Watch out, Detroit— tech giant Apple is putting its plans for a self-driving electric car into high gear.
The maker of the iPhone has set a goal of 2024 to produce a passenger vehicle — complete with its own “breakthrough” battery technology, according to a new report.
Central to Apple’s automotive ambitions is a new battery design that could “radically” reduce the cost of batteries and increase the vehicle’s range, according to Reuters.
”It’s next level,” one person said of Apple’s battery technology. “Like the first time you saw the iPhone.”
The tech giant’s self-driving car plans come as the Tim Cook-led company has been desperately searching for ways to diversify Apple’s revenue as sales of its flagship iPhone slow.
Apple’s efforts to get into the car game, dubbed “Project Titan,” kicked off in 2014, but the company later drew back the effort to focus on software and reassess its goals. Apple veteran, Doug Field, a former Tesla executive who started his second stint with Apple in 2018, laid off 190 people from the team in 2019.
But since then, the Cupertino, Calif. company has progressed enough to aim to build a consumer vehicle, two people familiar with the plan told Reuters. That puts the company that revolutionized the smartphone in direct competition with Tesla as well as more traditional Detroit automakers like Chrysler and General Motors.
Apple did not comment.
Of course, car production is not without its challenges — even for a company with deep pockets. And while Apple is adept at making hundreds of millions of electronic products a year and sourcing parts from around the world, it has never constructed a car. It took Elon Musk’s Tesla nearly two decades before his company finally turned a sustained profit making cars.
Ride-hailing giant Uber earlier this month announced plans to get out of the self-driving car business by selling its autonomous vehicle research unit, Advanced Technologies Group, to startup Aurora
Alphabet’s Waymo has also been working on robo-taxis to carry passengers for a driverless ride-hailing service.
“If there is one company on the planet that has the resources to do that, it’s probably Apple. But at the same time, it’s not a cellphone,” a person who worked on Project Titan told Reuters.

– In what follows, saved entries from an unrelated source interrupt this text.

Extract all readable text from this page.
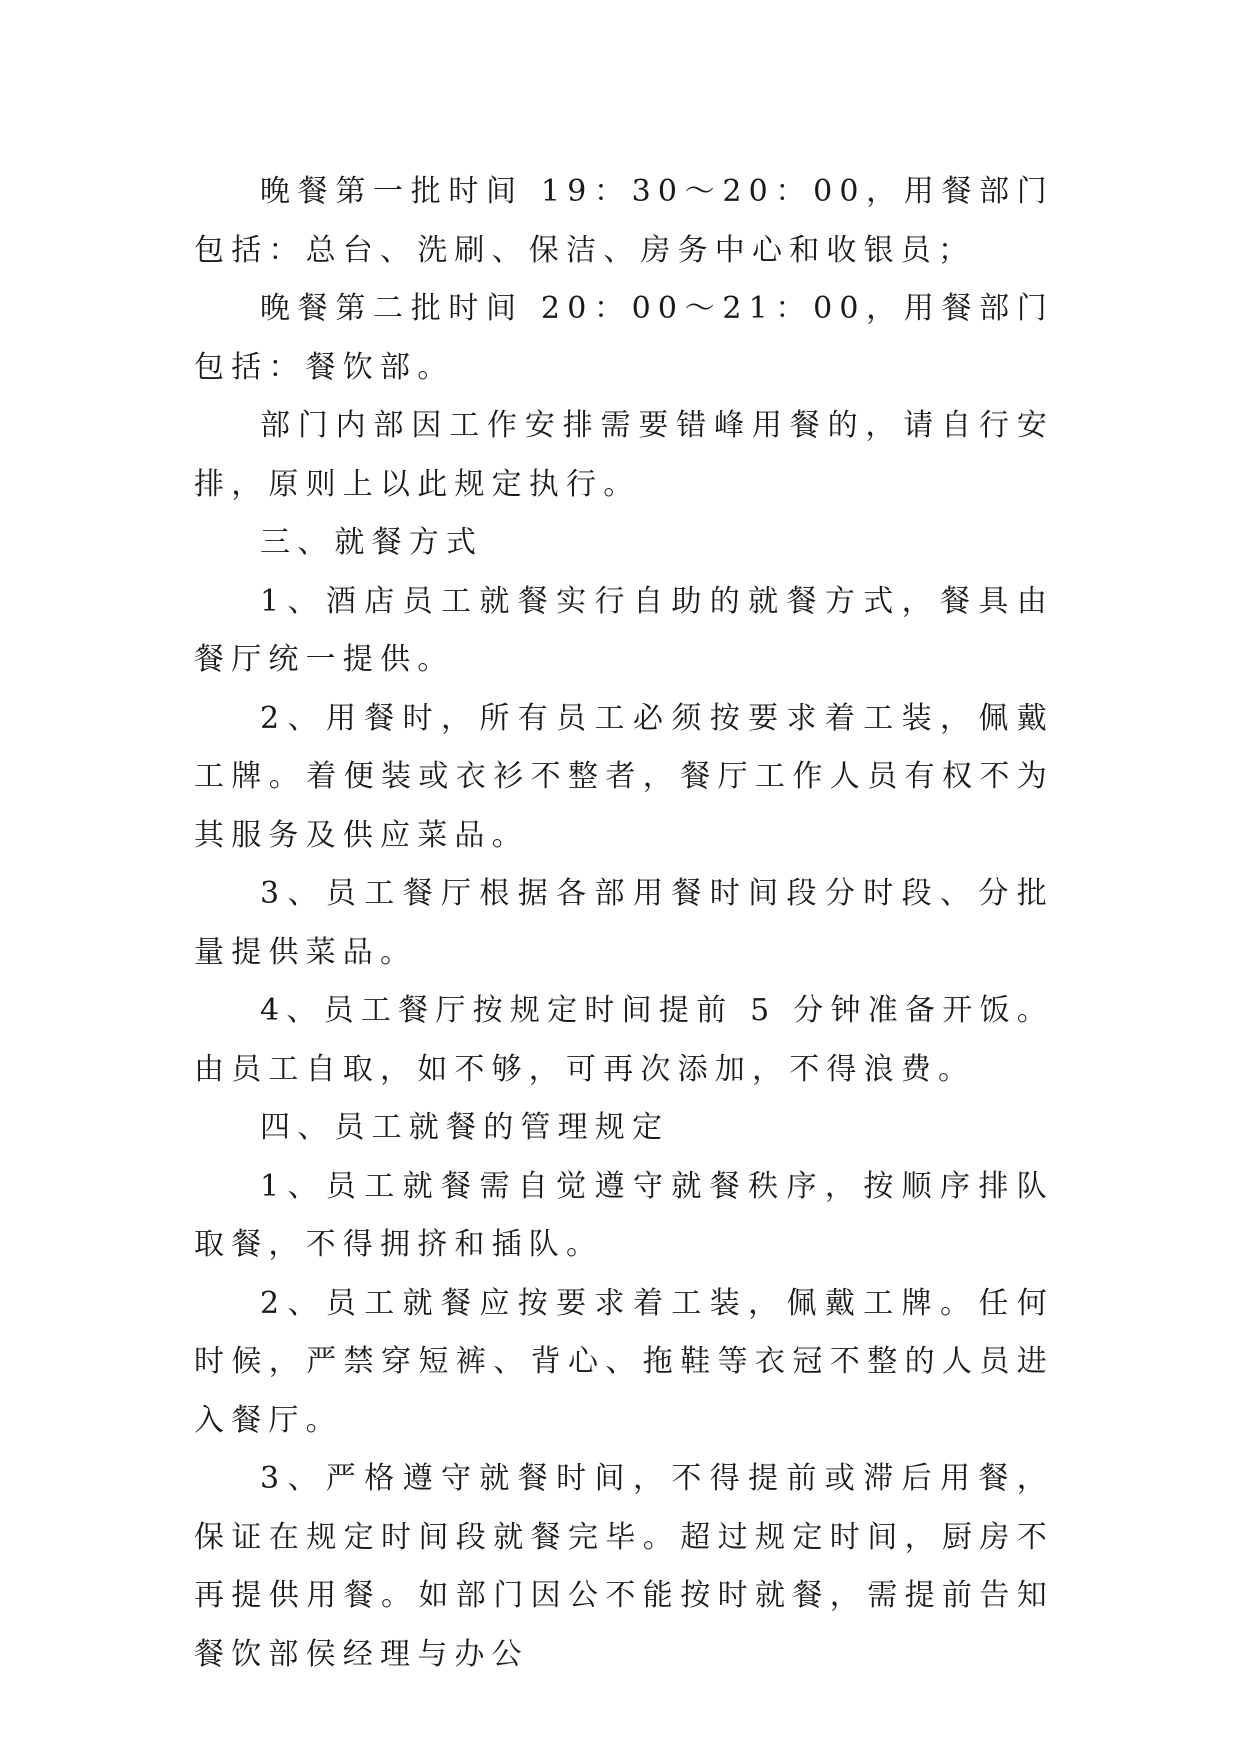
晚餐第一批时间 19：30～20：00，用餐部门包括：总台、洗刷、保洁、房务中心和收银员；

晚餐第二批时间 20：00～21：00，用餐部门包括：餐饮部。

部门内部因工作安排需要错峰用餐的，请自行安排，原则上以此规定执行。

三、就餐方式

1、酒店员工就餐实行自助的就餐方式，餐具由餐厅统一提供。

2、用餐时，所有员工必须按要求着工装，佩戴工牌。着便装或衣衫不整者，餐厅工作人员有权不为其服务及供应菜品。

3、员工餐厅根据各部用餐时间段分时段、分批量提供菜品。

4、员工餐厅按规定时间提前 5 分钟准备开饭。由员工自取，如不够，可再次添加，不得浪费。

四、员工就餐的管理规定

1、员工就餐需自觉遵守就餐秩序，按顺序排队取餐，不得拥挤和插队。

2、员工就餐应按要求着工装，佩戴工牌。任何时候，严禁穿短裤、背心、拖鞋等衣冠不整的人员进入餐厅。

3、严格遵守就餐时间，不得提前或滞后用餐，保证在规定时间段就餐完毕。超过规定时间，厨房不再提供用餐。如部门因公不能按时就餐，需提前告知餐饮部侯经理与办公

The report said it remains unclear who would assemble an Apple-branded car, but sources have said they “expect the company to rely on a manufacturing partner to build vehicles.”

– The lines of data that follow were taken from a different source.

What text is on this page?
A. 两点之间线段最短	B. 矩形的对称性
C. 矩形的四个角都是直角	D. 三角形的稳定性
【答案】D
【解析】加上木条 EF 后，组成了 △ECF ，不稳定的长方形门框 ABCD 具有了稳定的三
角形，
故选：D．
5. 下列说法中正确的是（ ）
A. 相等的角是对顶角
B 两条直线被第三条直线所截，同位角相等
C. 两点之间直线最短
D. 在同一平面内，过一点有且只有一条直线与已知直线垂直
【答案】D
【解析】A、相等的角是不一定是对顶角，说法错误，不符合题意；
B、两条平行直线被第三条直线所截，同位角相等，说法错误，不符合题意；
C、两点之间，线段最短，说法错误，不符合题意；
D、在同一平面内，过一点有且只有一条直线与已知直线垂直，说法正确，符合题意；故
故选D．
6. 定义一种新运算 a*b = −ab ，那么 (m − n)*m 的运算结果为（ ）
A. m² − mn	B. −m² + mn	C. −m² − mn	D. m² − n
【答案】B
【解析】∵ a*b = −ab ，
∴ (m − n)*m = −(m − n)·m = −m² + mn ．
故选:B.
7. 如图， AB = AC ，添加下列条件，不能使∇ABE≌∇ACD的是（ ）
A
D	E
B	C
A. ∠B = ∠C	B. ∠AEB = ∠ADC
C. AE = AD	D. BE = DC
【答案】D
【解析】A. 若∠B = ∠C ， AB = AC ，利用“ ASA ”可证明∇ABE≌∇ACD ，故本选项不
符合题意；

“In order to have a viable assembly plant, you need 100,000 vehicles annually, with more volume to come,” one critic said.

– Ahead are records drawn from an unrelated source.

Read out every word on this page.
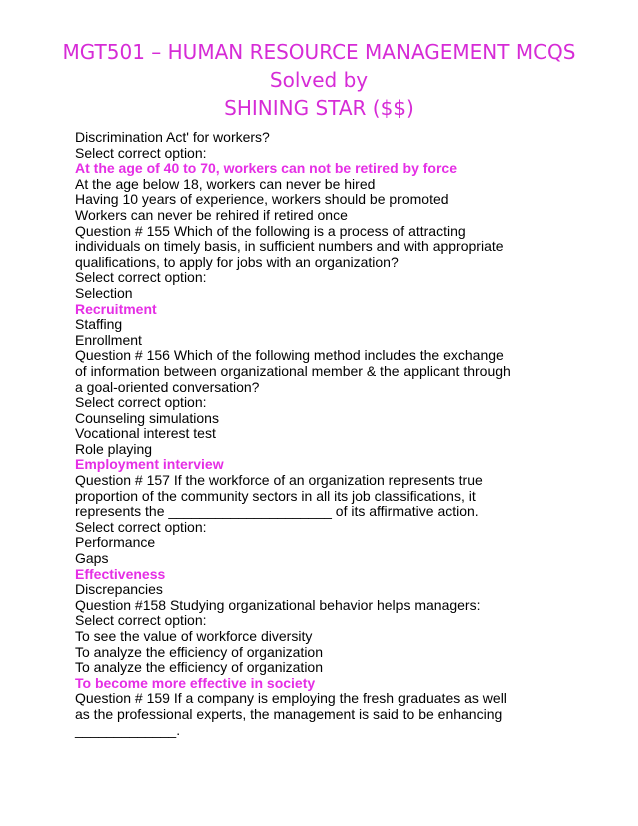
MGT501 – HUMAN RESOURCE MANAGEMENT MCQS
Solved by
SHINING STAR ($$)
Discrimination Act' for workers?
Select correct option:
At the age of 40 to 70, workers can not be retired by force
At the age below 18, workers can never be hired
Having 10 years of experience, workers should be promoted
Workers can never be rehired if retired once
Question # 155 Which of the following is a process of attracting
individuals on timely basis, in sufficient numbers and with appropriate
qualifications, to apply for jobs with an organization?
Select correct option:
Selection
Recruitment
Staffing
Enrollment
Question # 156 Which of the following method includes the exchange
of information between organizational member & the applicant through
a goal-oriented conversation?
Select correct option:
Counseling simulations
Vocational interest test
Role playing
Employment interview
Question # 157 If the workforce of an organization represents true
proportion of the community sectors in all its job classifications, it
represents the _____________________ of its affirmative action.
Select correct option:
Performance
Gaps
Effectiveness
Discrepancies
Question #158 Studying organizational behavior helps managers:
Select correct option:
To see the value of workforce diversity
To analyze the efficiency of organization
To analyze the efficiency of organization
To become more effective in society
Question # 159 If a company is employing the fresh graduates as well
as the professional experts, the management is said to be enhancing
_____________.
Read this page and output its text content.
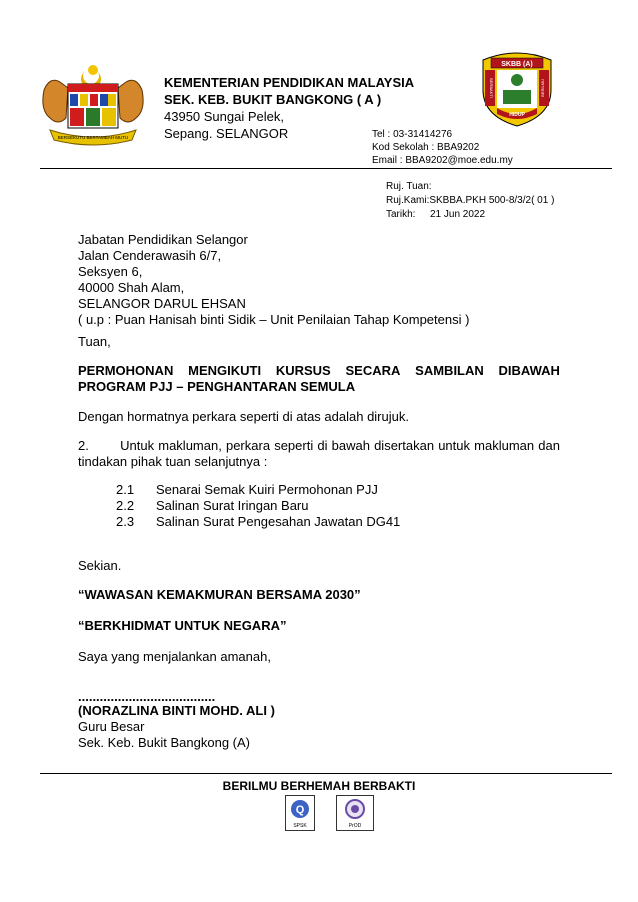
BERSEKUTU BERTAMBAH MUTU
KEMENTERIAN PENDIDIKAN MALAYSIA
SEK. KEB. BUKIT BANGKONG ( A )
43950 Sungai Pelek,
Sepang. SELANGOR
SKBB (A)
BERBAKTI	BERILMU
HIDUP
Tel : 03-31414276
Kod Sekolah : BBA9202
Email : BBA9202@moe.edu.my
Ruj. Tuan:
Ruj.Kami:SKBBA.PKH 500-8/3/2( 01 )
Tarikh: 21 Jun 2022
Jabatan Pendidikan Selangor
Jalan Cenderawasih 6/7,
Seksyen 6,
40000 Shah Alam,
SELANGOR DARUL EHSAN
( u.p : Puan Hanisah binti Sidik – Unit Penilaian Tahap Kompetensi )
Tuan,
PERMOHONAN MENGIKUTI KURSUS SECARA SAMBILAN DIBAWAH
PROGRAM PJJ – PENGHANTARAN SEMULA
Dengan hormatnya perkara seperti di atas adalah dirujuk.
2.	Untuk makluman, perkara seperti di bawah disertakan untuk makluman dan
tindakan pihak tuan selanjutnya :
2.1	Senarai Semak Kuiri Permohonan PJJ
2.2	Salinan Surat Iringan Baru
2.3	Salinan Surat Pengesahan Jawatan DG41
Sekian.
“WAWASAN KEMAKMURAN BERSAMA 2030”
“BERKHIDMAT UNTUK NEGARA”
Saya yang menjalankan amanah,
......................................
(NORAZLINA BINTI MOHD. ALI )
Guru Besar
Sek. Keb. Bukit Bangkong (A)
BERILMU BERHEMAH BERBAKTI
Q
SPSK	PrOD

Apple could also decide to reduce the scope of its efforts to a self-driving system that would be integrated with a car made by a traditional automaker, the report said.
Currently, Apple is working with outside partners for elements of the system, including lidar sensors, which help self-driving cars get a three-dimensional view of the road, sources said, adding that Apple may also develop its own sensors.
As for the car’s battery, Reuters said the Silicon Valley giant plans to use a unique “monocell” design that bulks up the individual cells in the battery and frees up space inside the battery pack by eliminating pouches and modules that hold battery materials.
This design means that the car could potentially have a longer range, the report said, adding that the company may use lithium iron phosphate batteries, which are less likely to overheat than other lithium-ion batteries.
Technology aside, in order for Apple to turn a profit, it will have to keep up with high volume quotas from automotive contract manufacturers.